Though I did have one guy come in who looked like a used cars sales man. He had this scraggily beard, awful looking sports jacket, purple dress shirt and pin strip slacks. I didn't get a look at his shoes, but I could have sworn he was wearing wool socks and sandals. Anyways, he came in and looked at our menu for a split second and he then said, "I would like a six inch Italian Grinder." To this I was a little confused at because an Italian Grinder could be several different things like Canadian bacon and Salami or Pepperoni and Salami. It could even be Meatballs and pepperoni! Actually there are several other combinations that it could have been. So after I asked this costumer to specify what he meant, the guy sort of gave me the old fashion deer-in-the-headlights expression and said, "Oh... uh... I think I'll be back in a few minutes." He promptly turned around and walked out and I wished him a goodnight. Now that was just kind of odd but Bob was listening in and was trying to make a big deal about that because Bob thought I could sell the fucking moron a grinder. I told Bob that I couldn't really help the guy because he didn't really specify what he wanted and if I just went by what I thought then the costumer most likely wouldn't have gotten what he wanted.
You know what sucks most about this day? It isn't the weather; I like the weather like this. It is fun and I rather be out in it then stuck inside. This is where I would enter a big sigh. But that isn't the part that really sucks about today. It is that I am stuck here at Pizza Works for an indiscriminate amount of time. Let me explain. Edna now is really sick, and she has a doctor's note now that she can't work until after the 7th. That means all this week I have to fill in for her. And today Chris cannot work, so I have to fill in for him. So I am here from 10 in the morning until.... When ever. It has to be somewhere after 5. Then tomorrow I am filling in for Janice at night AND Edna. So that is another day her from 10 until whenever. I'll probably just take over Janice's shift seeing I am already here and just work until 9.
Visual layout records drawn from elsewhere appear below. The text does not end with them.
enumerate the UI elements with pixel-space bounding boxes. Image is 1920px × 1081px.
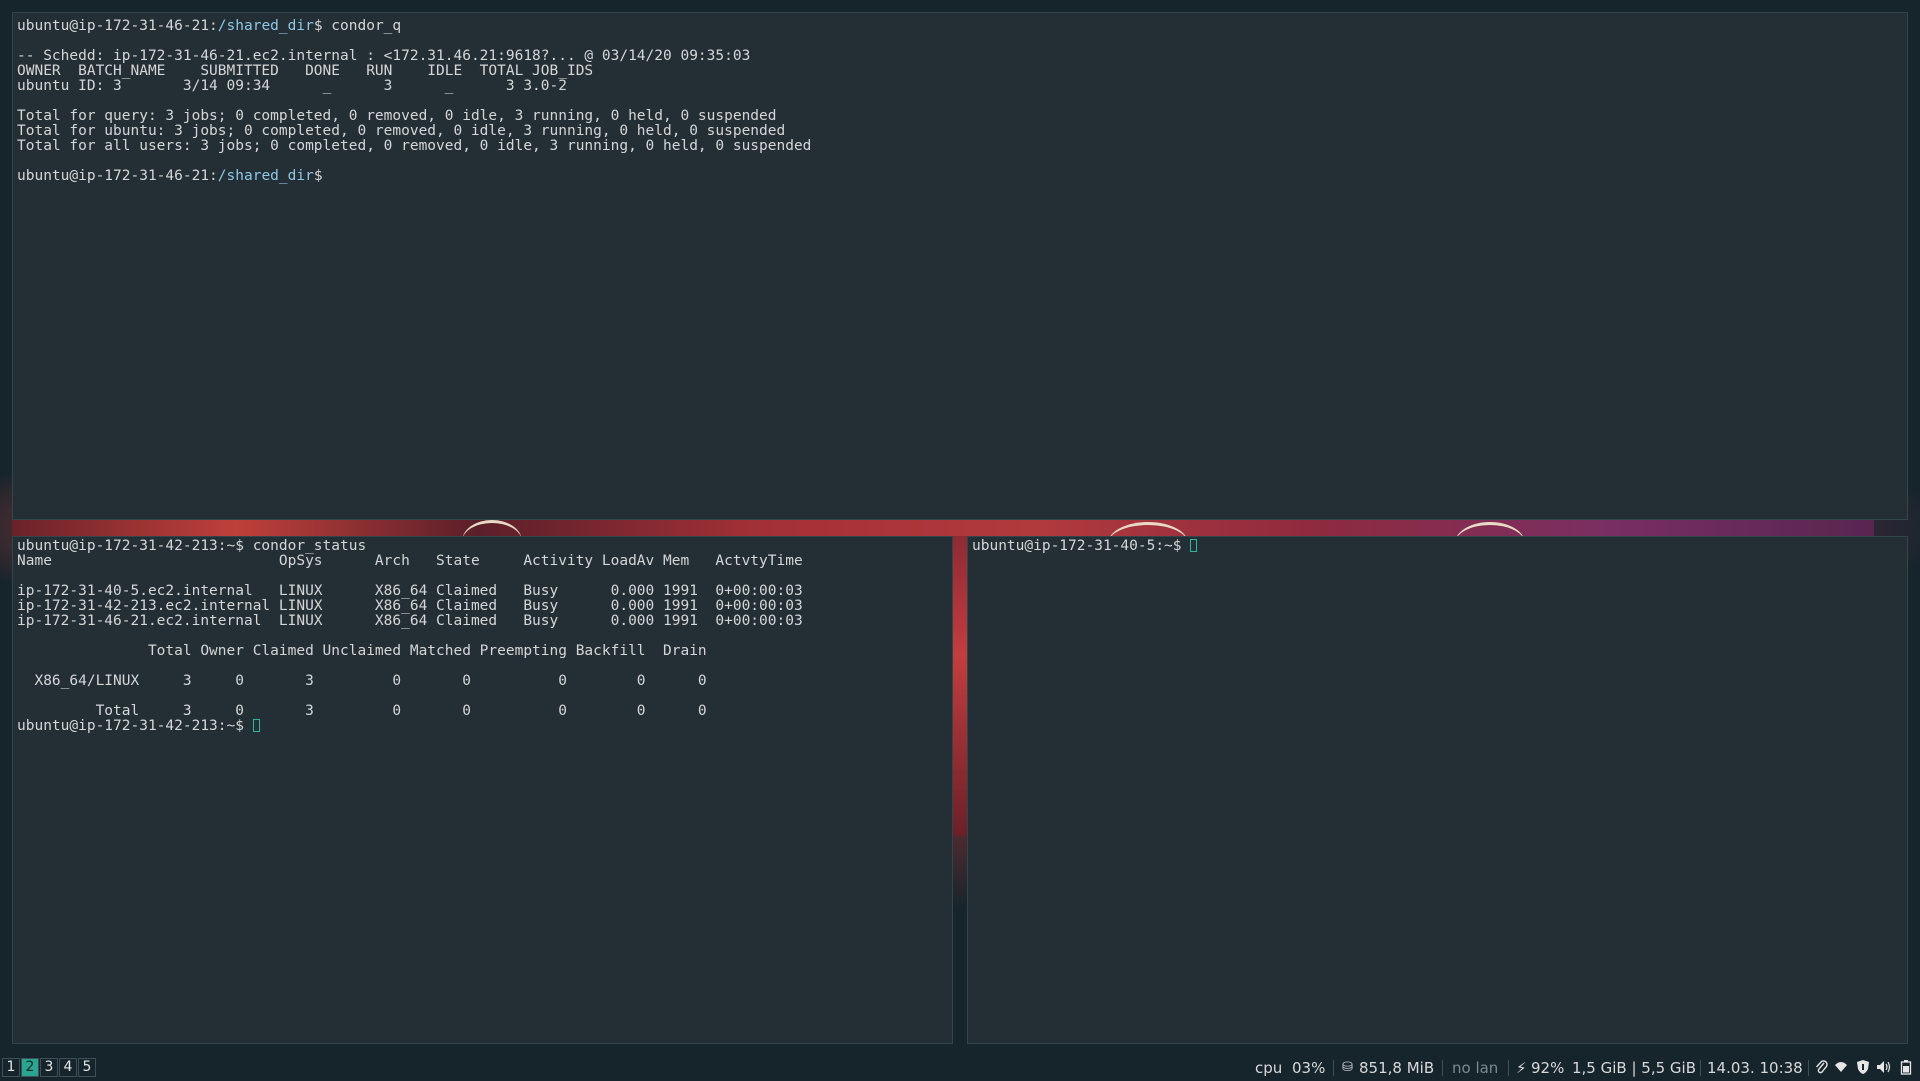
prompt-text: ubuntu@ip-172-31-40-5:~$ [972, 538, 1191, 554]
datetime: 14.03. 10:38 [1707, 1059, 1803, 1077]
memory-value: 851,8 MiB [1359, 1059, 1435, 1077]
machine-row: ip-172-31-46-21.ec2.internal LINUX X86_6… [17, 613, 803, 629]
job-line: ubuntu ID: 3 3/14 09:34 _ 3 _ 3 3.0-2 [17, 78, 567, 94]
terminal-bottom-left[interactable]: ubuntu@ip-172-31-42-213:~$ condor_status… [12, 536, 953, 1044]
prompt-line: ubuntu@ip-172-31-46-21:/shared_dir$ cond… [17, 19, 1903, 34]
prompt-user: ubuntu@ip-172-31-46-21: [17, 18, 218, 34]
schedd-line: -- Schedd: ip-172-31-46-21.ec2.internal … [17, 48, 751, 64]
prompt-line: ubuntu@ip-172-31-42-213:~$ [17, 719, 948, 734]
total-query-line: Total for query: 3 jobs; 0 completed, 0 … [17, 108, 777, 124]
lan-status: no lan [1452, 1059, 1499, 1077]
battery-tray-icon[interactable] [1900, 1059, 1912, 1077]
prompt-text: ubuntu@ip-172-31-42-213:~$ [17, 718, 253, 734]
paperclip-icon[interactable] [1814, 1059, 1828, 1077]
prompt-path: /shared_dir [217, 18, 314, 34]
workspace-2[interactable]: 2 [21, 1058, 39, 1077]
status-separator [1508, 1060, 1509, 1076]
prompt-line: ubuntu@ip-172-31-42-213:~$ condor_status [17, 539, 948, 554]
wifi-icon[interactable] [1834, 1059, 1848, 1077]
machine-row: ip-172-31-42-213.ec2.internal LINUX X86_… [17, 598, 803, 614]
workspace-3[interactable]: 3 [40, 1058, 58, 1077]
terminal-bottom-left-output: ubuntu@ip-172-31-42-213:~$ condor_status… [13, 537, 952, 734]
total-ubuntu-line: Total for ubuntu: 3 jobs; 0 completed, 0… [17, 123, 786, 139]
wallpaper-strip [12, 520, 1874, 536]
shield-icon[interactable] [1856, 1059, 1870, 1077]
workspace-5[interactable]: 5 [78, 1058, 96, 1077]
prompt-line: ubuntu@ip-172-31-40-5:~$ [972, 539, 1903, 554]
status-separator [1700, 1060, 1701, 1076]
status-header-line: Name OpSys Arch State Activity LoadAv Me… [17, 553, 803, 569]
status-bar: 1 2 3 4 5 cpu 03% ⛁ 851,8 MiB no lan ⚡ 9… [0, 1056, 1920, 1080]
cpu-value: 03% [1292, 1059, 1326, 1077]
prompt-text: ubuntu@ip-172-31-42-213:~$ [17, 538, 253, 554]
memory-icon: ⛁ [1342, 1060, 1353, 1075]
workspace-1[interactable]: 1 [2, 1058, 20, 1077]
status-separator [1808, 1060, 1809, 1076]
workspace-4[interactable]: 4 [59, 1058, 77, 1077]
terminal-bottom-right[interactable]: ubuntu@ip-172-31-40-5:~$ [967, 536, 1908, 1044]
prompt-end: $ [313, 168, 323, 184]
prompt-path: /shared_dir [217, 168, 314, 184]
terminal-bottom-right-output: ubuntu@ip-172-31-40-5:~$ [968, 537, 1907, 554]
battery-charging-icon: ⚡ [1516, 1059, 1527, 1077]
terminal-cursor [252, 719, 260, 732]
status-separator [1442, 1060, 1443, 1076]
summary-total-line: Total 3 0 3 0 0 0 0 0 [17, 703, 707, 719]
prompt-line: ubuntu@ip-172-31-46-21:/shared_dir$ [17, 169, 1903, 184]
battery-value: 92% [1531, 1059, 1565, 1077]
terminal-cursor [1190, 539, 1198, 552]
prompt-end: $ [313, 18, 332, 34]
command-text: condor_status [252, 538, 367, 554]
volume-icon[interactable] [1876, 1059, 1892, 1077]
disk-value: 1,5 GiB | 5,5 GiB [1572, 1059, 1696, 1077]
summary-arch-line: X86_64/LINUX 3 0 3 0 0 0 0 0 [17, 673, 707, 689]
total-all-line: Total for all users: 3 jobs; 0 completed… [17, 138, 812, 154]
wallpaper-gap [953, 536, 967, 836]
terminal-top[interactable]: ubuntu@ip-172-31-46-21:/shared_dir$ cond… [12, 12, 1908, 520]
machine-row: ip-172-31-40-5.ec2.internal LINUX X86_64… [17, 583, 803, 599]
summary-header-line: Total Owner Claimed Unclaimed Matched Pr… [17, 643, 707, 659]
status-separator [1333, 1060, 1334, 1076]
queue-header-line: OWNER BATCH_NAME SUBMITTED DONE RUN IDLE… [17, 63, 594, 79]
cpu-label: cpu [1255, 1059, 1283, 1077]
prompt-user: ubuntu@ip-172-31-46-21: [17, 168, 218, 184]
command-text: condor_q [331, 18, 402, 34]
terminal-top-output: ubuntu@ip-172-31-46-21:/shared_dir$ cond… [13, 13, 1907, 184]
Another thing that really sucks about this day is that I had plans with Rachel. She really wanted some alone time with me. Not going to happen this week. It didn't really happen last week either. That's sometimes how it goes though.
Huh, other stuff that has been happening in my life.... Well Bob has been on this whole stupid Yelp thing. If you don't know about Yelp, Yelp is this website that you can review shops and restaurants. So Bob has been using it to find new places to eat and shit. It is getting fucking annoying because he gets all apprehensive about going into a place where no one has review yet. It is just another crutch he has now. Also I think he is trying to play out his midlife crisis on this too. Which really is stupid.
So we were at this place in Georgetown yesterday called Calamity Janes. It was a pretty awesome place with really great food, though it really took a awesome amount out of your pocket book. But anyways, Bob and I were talking and he was like, "Maybe I should take a picture of their food and post it up on Yelp." I looked at him and gave him a face of disgust and let him know that was just really weird and creepy. And he told me that people on yelp did that all the time. So I told him, "People who take pictures with their phones of food for yelp are about as sad as people who Live Action Role Play. Now you don't want to be like a Larper, now do you?"
I am very glad to say he didn't take any pictures with his phone of the food. I would have left at that point if he did. Bob had already been an ass to the Waitress. That is starting to bug me more and more. One the way home he was joking about how he should have told the waitress what temperature to cook the burgers we had at. Then I told him, "You know there is a line where you go from a knowledgeable costumer to an asshole. Unfortunately, you're being an asshole."
If you're wondering, I left a tip for the waitress. A nice big tip for putting up with Bob.
Anyways, this blog is getting too long and I am afraid I am going to start ranting about other things. If you're reading this and close by BUY SOME FREAKING PIZZA FROM ME!